Lieve Joris
Mali Blues and Other Stories
In the essay Een kamer in Cairo (A Room in Cairo) that she published some years ago, Lieve Joris explained her difficulty in finding the right form in which to put her travel experiences on paper. The liberating moment came when she realised, partly through meeting such travel authors as Naipaul and Kapuściński, that she must distance herself from the journalistic motto of objectivity. Precisely by presenting herself as a Westerner, she elevates her travel pieces above mere journalism.
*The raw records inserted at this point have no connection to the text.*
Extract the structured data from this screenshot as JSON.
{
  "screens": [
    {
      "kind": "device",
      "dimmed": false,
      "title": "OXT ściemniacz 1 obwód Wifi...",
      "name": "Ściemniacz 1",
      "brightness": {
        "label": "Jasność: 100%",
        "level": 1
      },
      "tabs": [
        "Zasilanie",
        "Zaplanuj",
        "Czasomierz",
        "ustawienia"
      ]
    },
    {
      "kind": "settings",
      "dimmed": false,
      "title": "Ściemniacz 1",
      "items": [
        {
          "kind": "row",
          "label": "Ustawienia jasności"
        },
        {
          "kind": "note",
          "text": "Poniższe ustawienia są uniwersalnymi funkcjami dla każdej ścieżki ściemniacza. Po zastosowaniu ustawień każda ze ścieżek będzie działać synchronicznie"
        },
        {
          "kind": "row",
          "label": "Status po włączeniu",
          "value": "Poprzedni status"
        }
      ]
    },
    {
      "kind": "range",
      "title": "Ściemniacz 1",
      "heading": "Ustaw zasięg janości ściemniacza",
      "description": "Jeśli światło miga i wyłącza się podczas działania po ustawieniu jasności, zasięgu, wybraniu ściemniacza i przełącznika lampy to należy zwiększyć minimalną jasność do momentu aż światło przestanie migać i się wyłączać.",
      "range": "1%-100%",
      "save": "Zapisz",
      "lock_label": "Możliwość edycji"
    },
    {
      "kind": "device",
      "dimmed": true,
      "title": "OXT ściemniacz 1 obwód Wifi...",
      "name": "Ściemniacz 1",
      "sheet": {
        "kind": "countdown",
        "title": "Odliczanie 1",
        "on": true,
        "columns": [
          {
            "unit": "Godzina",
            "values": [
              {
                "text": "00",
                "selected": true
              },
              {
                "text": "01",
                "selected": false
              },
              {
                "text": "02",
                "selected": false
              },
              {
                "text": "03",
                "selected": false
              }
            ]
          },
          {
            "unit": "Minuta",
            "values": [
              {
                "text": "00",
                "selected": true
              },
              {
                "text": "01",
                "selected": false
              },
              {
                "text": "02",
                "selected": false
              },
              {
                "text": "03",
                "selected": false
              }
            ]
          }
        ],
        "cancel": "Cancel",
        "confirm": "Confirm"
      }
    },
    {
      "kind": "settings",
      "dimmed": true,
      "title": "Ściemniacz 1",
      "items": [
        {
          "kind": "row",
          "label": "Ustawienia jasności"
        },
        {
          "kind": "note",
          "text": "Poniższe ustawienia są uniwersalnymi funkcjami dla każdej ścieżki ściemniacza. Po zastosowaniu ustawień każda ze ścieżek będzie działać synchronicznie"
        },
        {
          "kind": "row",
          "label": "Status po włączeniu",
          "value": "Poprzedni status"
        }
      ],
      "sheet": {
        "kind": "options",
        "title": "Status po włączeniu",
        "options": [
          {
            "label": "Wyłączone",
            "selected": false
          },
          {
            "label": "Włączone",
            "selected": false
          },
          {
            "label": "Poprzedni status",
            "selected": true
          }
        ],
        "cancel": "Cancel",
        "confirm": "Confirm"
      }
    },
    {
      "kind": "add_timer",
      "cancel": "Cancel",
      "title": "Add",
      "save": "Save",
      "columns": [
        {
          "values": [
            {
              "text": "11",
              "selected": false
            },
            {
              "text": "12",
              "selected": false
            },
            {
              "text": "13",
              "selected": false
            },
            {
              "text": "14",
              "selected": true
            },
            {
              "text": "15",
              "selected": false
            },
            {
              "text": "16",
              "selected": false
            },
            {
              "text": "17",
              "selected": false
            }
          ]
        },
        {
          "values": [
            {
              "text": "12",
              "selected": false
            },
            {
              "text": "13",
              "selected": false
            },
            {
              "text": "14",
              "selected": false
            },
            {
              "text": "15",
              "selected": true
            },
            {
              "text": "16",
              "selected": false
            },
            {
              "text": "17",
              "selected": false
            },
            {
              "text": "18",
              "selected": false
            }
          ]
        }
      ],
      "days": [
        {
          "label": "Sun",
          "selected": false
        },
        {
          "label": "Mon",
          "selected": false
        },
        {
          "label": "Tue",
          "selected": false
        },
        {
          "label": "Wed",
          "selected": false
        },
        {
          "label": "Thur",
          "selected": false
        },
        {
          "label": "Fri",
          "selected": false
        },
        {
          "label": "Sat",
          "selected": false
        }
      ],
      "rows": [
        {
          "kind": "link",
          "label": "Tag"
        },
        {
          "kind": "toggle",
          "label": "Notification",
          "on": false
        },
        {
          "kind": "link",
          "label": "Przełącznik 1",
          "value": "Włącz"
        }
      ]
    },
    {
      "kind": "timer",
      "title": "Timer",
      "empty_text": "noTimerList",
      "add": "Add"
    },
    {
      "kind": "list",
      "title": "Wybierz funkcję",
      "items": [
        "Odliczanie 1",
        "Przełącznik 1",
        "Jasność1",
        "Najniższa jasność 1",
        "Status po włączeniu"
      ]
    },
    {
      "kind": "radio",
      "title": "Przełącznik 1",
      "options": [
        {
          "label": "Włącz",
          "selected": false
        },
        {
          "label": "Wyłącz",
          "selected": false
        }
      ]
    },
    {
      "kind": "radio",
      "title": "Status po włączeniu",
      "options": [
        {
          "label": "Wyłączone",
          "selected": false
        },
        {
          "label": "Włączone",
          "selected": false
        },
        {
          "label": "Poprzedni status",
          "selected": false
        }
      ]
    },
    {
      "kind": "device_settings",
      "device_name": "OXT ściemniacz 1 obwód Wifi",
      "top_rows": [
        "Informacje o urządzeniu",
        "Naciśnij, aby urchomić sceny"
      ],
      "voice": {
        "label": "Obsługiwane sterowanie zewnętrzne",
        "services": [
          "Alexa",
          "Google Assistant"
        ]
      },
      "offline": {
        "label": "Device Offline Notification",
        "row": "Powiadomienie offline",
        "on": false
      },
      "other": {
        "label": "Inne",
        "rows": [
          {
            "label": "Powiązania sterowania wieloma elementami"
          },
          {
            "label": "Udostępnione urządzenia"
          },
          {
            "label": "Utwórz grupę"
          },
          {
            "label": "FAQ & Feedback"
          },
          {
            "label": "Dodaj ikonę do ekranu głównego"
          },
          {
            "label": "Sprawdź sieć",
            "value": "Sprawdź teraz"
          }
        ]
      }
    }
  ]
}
In Mali Blues she travels from Senegal via Mauretania to Mali. She gives a portrait of the peoples she encounters. In their will to survive they have learned to adapt to constants such as poverty and rebellion. ‘At home they sometimes ask me if I am lonely when I travel, or afraid. How can you be lonely or frightened in a country where you are picked out of the crowd after just three days by someone who has taken the trouble to remember your name?’ she writes in her notes on Senegal in the story ‘Amadou’, named after a 34-year-old man from the rural hamlet of Podor, who is able to conjure up pictures on his TV with his aerial, when the rest of the village can get nothing but snow on the screen. She becomes so close to him that he tells her about the death of his pregnant wife (as a result of poor hospital care). He dreams of buying a decoder, so that he can receive Canal Plus.
The main character in the title story is the Malinese blues singer Boubacar Traoré (alias Kar Kar). At first the fifty-year-old singer is reticent about answering the questions that Joris asks him about his life, but 140 pages later he has revealed his innermost soul. Through her personal approach and style Joris is able to penetrate to the heart of a people.